Post by energiewende »

Thanas wrote:
energiewende wrote:...in what war were the Iraq insurgents fighting? Or do you assign to Iraq insurgents the power to declare extralegal wars but not to the KKK? (why?). Regardless, it is not a requirement of the convention that there be a declared war for these rights to apply.
They were fighting a war against occupation, all the more legal because the sovereign nation of Iraq never surrendered in the war.
The CSA was fighting a war against occupation blah blah blah. The Geneva Convention rights are not based on a subjective assessment of the justice of the cause for which irregulars are fighting, nor should they be.
Ok.

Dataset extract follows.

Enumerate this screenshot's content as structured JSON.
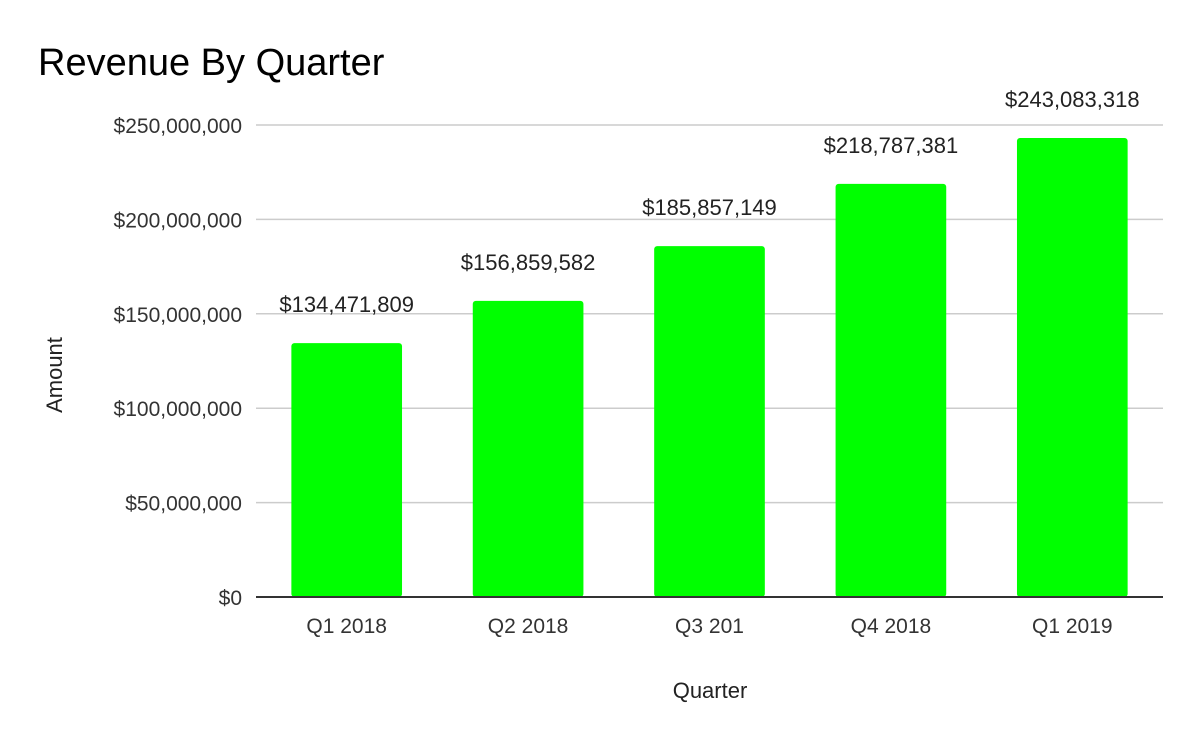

Can you clarify, does imprisoning someone count as torture? I have never been imprisoned but I intuit that it would cause me mental pain.
Then you are a weakling crybaby.
Ah - so what objective standard do you use to exclude imprisonment but not "non-violent religious abuse"? Do you believe that the suicide rate is higher among those subjected to "non-violent religious abuse" than among prisoners, for instance?
Only while presenting an imminent danger, or after the fact as a punishment?
After the fact he has the right to a trial.

Which, coincidentally, is something most of those detained never got.
So would a civilian, so this is no distinction. Please stop evading and answer the question: do you believe that irregular combatants should receive any different treatment to civilian criminals, and if so, what?